BAŞKAN – 30’uncu madde üzerinde Cumhuriyet Halk Partisi Grubu adına Tekirdağ Milletvekili Enis Tütüncü, AK Parti Grubu adına Kocaeli Milletvekili ve Grup Başkan Vekili Nihat Ergün; şahısları adına Kahramanmaraş Milletvekili Veysi Kaynak, Ordu Milletvekili Ayhan Yılmaz ve İstanbul Milletvekili Mustafa Özyürek’in söz talepleri vardır.

İlk konuşma, Cumhuriyet Halk Partisi Grubu adına Tekirdağ Milletvekili Enis Tütüncü’ye aittir.

Buyurun Sayın Tütüncü.

ENİS TÜTÜNCÜ (Tekirdağ) – Sayın Başkan, ben söz hakkımı Sayın Mustafa Özyürek’e veriyorum.

BAŞKAN – Evet, Cumhuriyet Halk Partisi Grubu adına Sayın Mustafa Özyürek konuşacaklardır.

Buyurun efendim. (CHP sıralarından alkışlar)

CHP GRUBU ADINA MUSTAFA ÖZYÜREK (İstanbul) – Sayın Başkan, saygıdeğer milletvekilleri; Cumhuriyet Halk Partisi Grubu adına hepinizi saygıyla selamlıyorum.

Değerli arkadaşlarım, biraz önce, bankalarla ilgili tartışma yaşanırken buraya çıkan bir milletvekili “Burada, AK Parti dışında bütün partilerin, banka batırılmasında sorumluluğu vardır.” dedi.

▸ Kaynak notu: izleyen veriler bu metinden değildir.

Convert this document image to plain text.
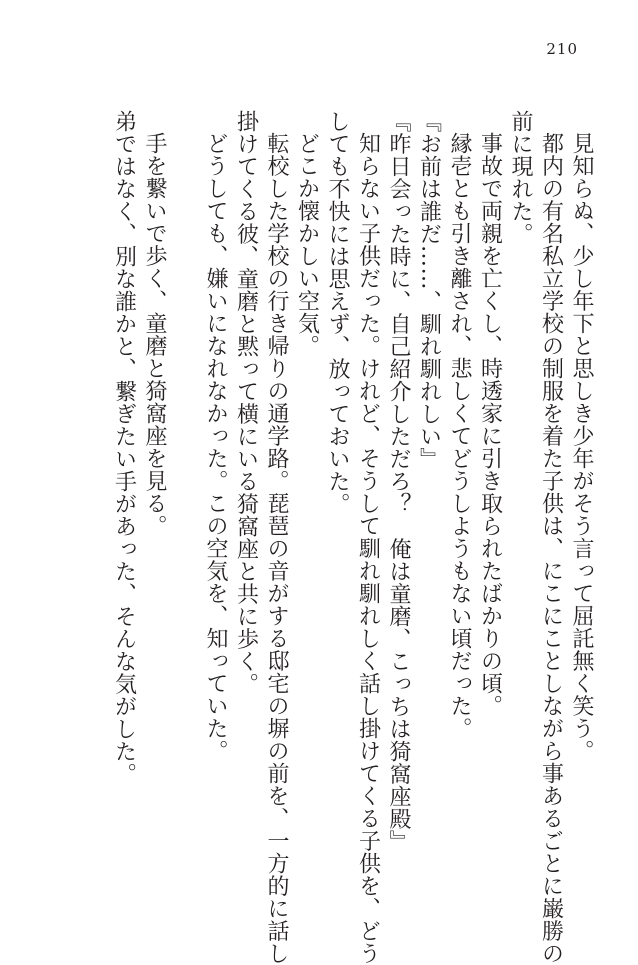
210
見知らぬ、少し年下と思しき少年がそう言って屈託無く笑う。
都内の有名私立学校の制服を着た子供は、にこにことしながら事あるごとに巌勝の
前に現れた。
事故で両親を亡くし、時透家に引き取られたばかりの頃。
縁壱とも引き離され、悲しくてどうしようもない頃だった。
『お前は誰だ……、馴れ馴れしい』
『昨日会った時に、自己紹介しただろ？　俺は童磨、こっちは猗窩座殿』
知らない子供だった。けれど、そうして馴れ馴れしく話し掛けてくる子供を、どう
しても不快には思えず、放っておいた。
どこか懐かしい空気。
転校した学校の行き帰りの通学路。琵琶の音がする邸宅の塀の前を、一方的に話し
掛けてくる彼、童磨と黙って横にいる猗窩座と共に歩く。
どうしても、嫌いになれなかった。この空気を、知っていた。
手を繋いで歩く、童磨と猗窩座を見る。
弟ではなく、別な誰かと、繋ぎたい手があった、そんな気がした。
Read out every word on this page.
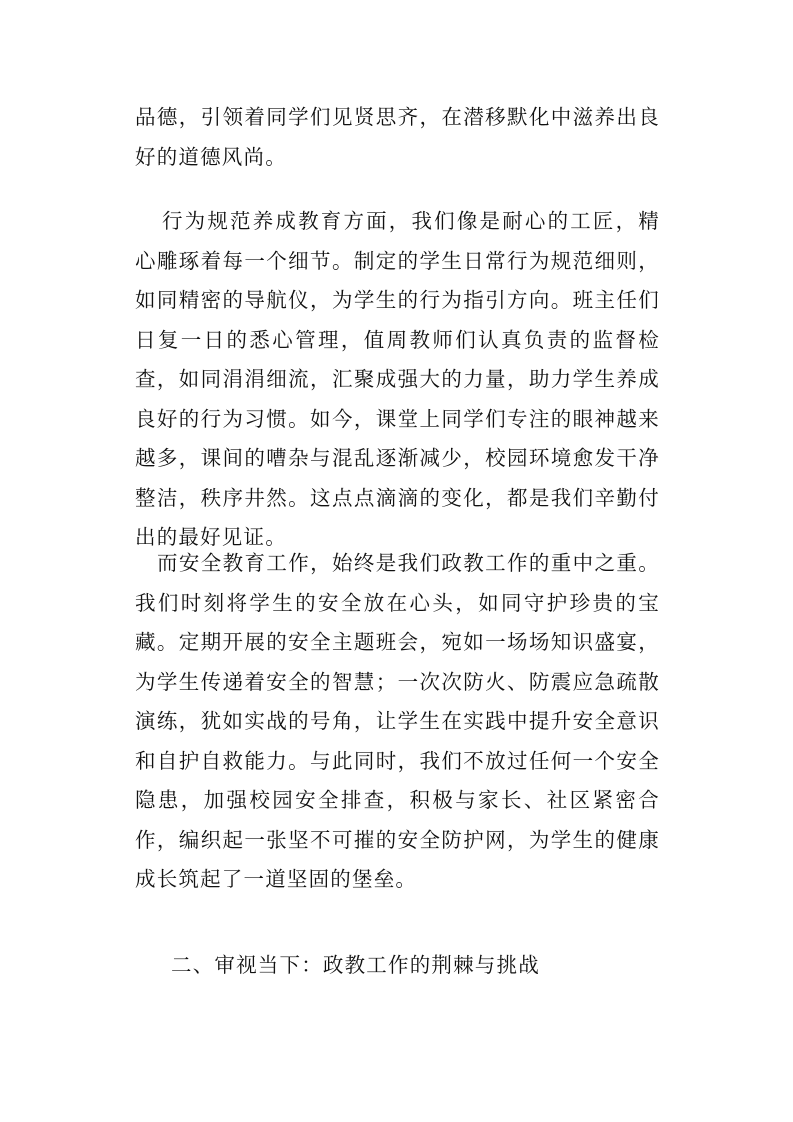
品德，引领着同学们见贤思齐，在潜移默化中滋养出良好的道德风尚。
行为规范养成教育方面，我们像是耐心的工匠，精心雕琢着每一个细节。制定的学生日常行为规范细则，如同精密的导航仪，为学生的行为指引方向。班主任们日复一日的悉心管理，值周教师们认真负责的监督检查，如同涓涓细流，汇聚成强大的力量，助力学生养成良好的行为习惯。如今，课堂上同学们专注的眼神越来越多，课间的嘈杂与混乱逐渐减少，校园环境愈发干净整洁，秩序井然。这点点滴滴的变化，都是我们辛勤付出的最好见证。
而安全教育工作，始终是我们政教工作的重中之重。我们时刻将学生的安全放在心头，如同守护珍贵的宝藏。定期开展的安全主题班会，宛如一场场知识盛宴，为学生传递着安全的智慧；一次次防火、防震应急疏散演练，犹如实战的号角，让学生在实践中提升安全意识和自护自救能力。与此同时，我们不放过任何一个安全隐患，加强校园安全排查，积极与家长、社区紧密合作，编织起一张坚不可摧的安全防护网，为学生的健康成长筑起了一道坚固的堡垒。
二、审视当下：政教工作的荆棘与挑战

Şimdi, değerli arkadaşlarım, bazı şeyleri söylerken tarih bilmek lazım, olaylara vakıf olmak lazım. Cumhuriyet Halk Partisinin herhangi bir bankanın batırılmasında en ufak bir rolü olduğunu iddia edecek, ispat edecek bir insan çıksın, biz, grup olarak bu Parlamentodan istifa ediyoruz. Cumhuriyet Halk Partisinin, uzun zamandır, bu Parlamentoda iktidarda olmadığını herkes biliyor. Böyle…

ÖZKAN ÖKSÜZ (Konya) – Dışarıdan destekliyordunuz, unutma!

MUSTAFA ÖZYÜREK (Devamla) – Dışarıdan desteklemek başka, bir bankayı batırmak başkadır.

ÖZKAN ÖKSÜZ (Konya) – Hükûmeti destekliyordunuz.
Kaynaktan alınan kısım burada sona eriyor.